SA’s corruption: What is to be done?
There’s been a lot of lament about South Africa’s loss of its moral focus. Our politics are that of the stomach. Murder, even among members of the ruling party, is said to be becoming a norm in settling scores of political rivalry. Opposition parties also don’t always conduct themselves with expected probity, transparency and accountability.
Year by year the auditor-general complains about the falling standards in our public service. Incompetence leads to the easy flaunting of the regulatory machinery which is in place to prevent corruption. Many people enter public service to gain a foothold from which to provide business opportunities for their family and friends. It’s supply and chain management at its worst.
Business is as corrupt as government, if not worse. It pays government in every sphere to disregard the voice of the majority. We’ve seen it in the e-tolls in Gauteng and the Chapman’s Peak toll plaza building in Cape Town.
Construction, mining, food and bank industries have formed themselves into corrupt cartels of old boys clubs. And they operate with impunity. Financial scandals have become the norm.
Some blame the apartheid system for the state of our affairs; others point to the corruption within the ruling party as a source and end of everything.
There are those who say that the roots of our socio-economic evils took hold when the African National Congress went to bed with white capital, abandoning its social democracy for the neoliberal kind.
There’s even talk about the lack of “sense of sacrifice” in politics and public service today.
It might be true that the waning influence of theology in our socio-economic endeavours was brought about by the colossal shift in our philosophical consciousness.
This might be the result of the ANC’s exile politics, when it moved away from the Christian philosophy of Chief Albert Luthuli’s time to the Marxist, materialist and atheist consciousness of the Soviet Union under the intellectual influence of the SACP.
And when these exiles formed the government in 1994, the political Marxist materialism fused with the economic materialism of the global capitalist economy—to the detriment of the poor.
In light of this, and especially in this month of the ecumenical anti-corruption campaign EXPOSE!, we must ask: what is to be done?
We’ve been asking this question ever since Thabo Mbeki’s second term when it was clear our centre was not holding. But we were overtaken by events with the coming of the prince of Nkandla.

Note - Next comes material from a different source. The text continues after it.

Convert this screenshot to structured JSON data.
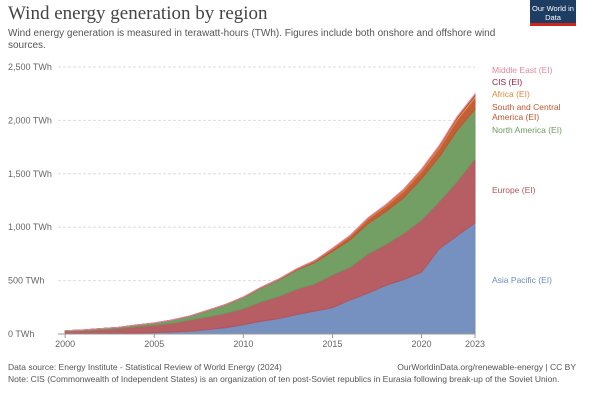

Initially Jacob Zuma was dismissed as a passing political opportunist who would quickly be found out of his depth. Instead he has brought us and our politics, to his level of anarchical, self-help opportunistic politics that compels participants to be part of Rousseau’s stag hunt (everyone for himself and the devil take the hindmost). With that, the ANC irrevocably changed.
Virtue — as defined by Christian morality, as integrity, charity, humility, knowledge, and so on—flew out of our political windows. Conventional ethics were set aside for expediency—“reasons of state”, in Machiavellian language. Power and self-interest took the centre stage.
Our prince of Nkandla has followed the Machiavellian counsel very well, using deception as a central element of his statecraft; masking his true intentions, remaining faithful to pledges only so long as they are in his interest.
He knows others will be false to him, unless he ensures that their falsehoods do not pay. So he makes sure not to surround himself with powerful subordinates; eliminates victorious generals and keeps nobles weak and divided.
He employs both cruelty and kindness, as the situation warrants. He lets others do the dirty work, and then gains favour when he cuts their heads off. When doling out benefits, he does so gradually to those with skeletons in their cupboards, so he can keep them on a tight leash.
Yes, our prince has followed Machiavelli’s counsel to the letter.
Naturally the Church is on a collision course with this sort of amoral politics. To the Church, the public and private worlds are interconnected by the compass of the individual moral codes of conduct that promote the good for the collective, not just the needs of the individual and the connected elite.
There’s nothing new to this; throughout history the Church frequently has clashed with what politicians promote as the security of “a great and glorious state” by unequivocally insisting on Christian values and principles dedicated to the creation of dignity for all, especially the poor for whom she exercises her preferential option.
But things are tricky in our country because the political elite oppresses the poor in the name of the poor. This is fed by the traditional enemies of the poor who have learned to speak the Orwellian “doublespeak” of the ruling party, and so are protected by it. This also explains the escalation of state-sponsored violence against the poor.
What is to be done then, since, in Chinua Achebe’s language, we are clearly not yet at ease?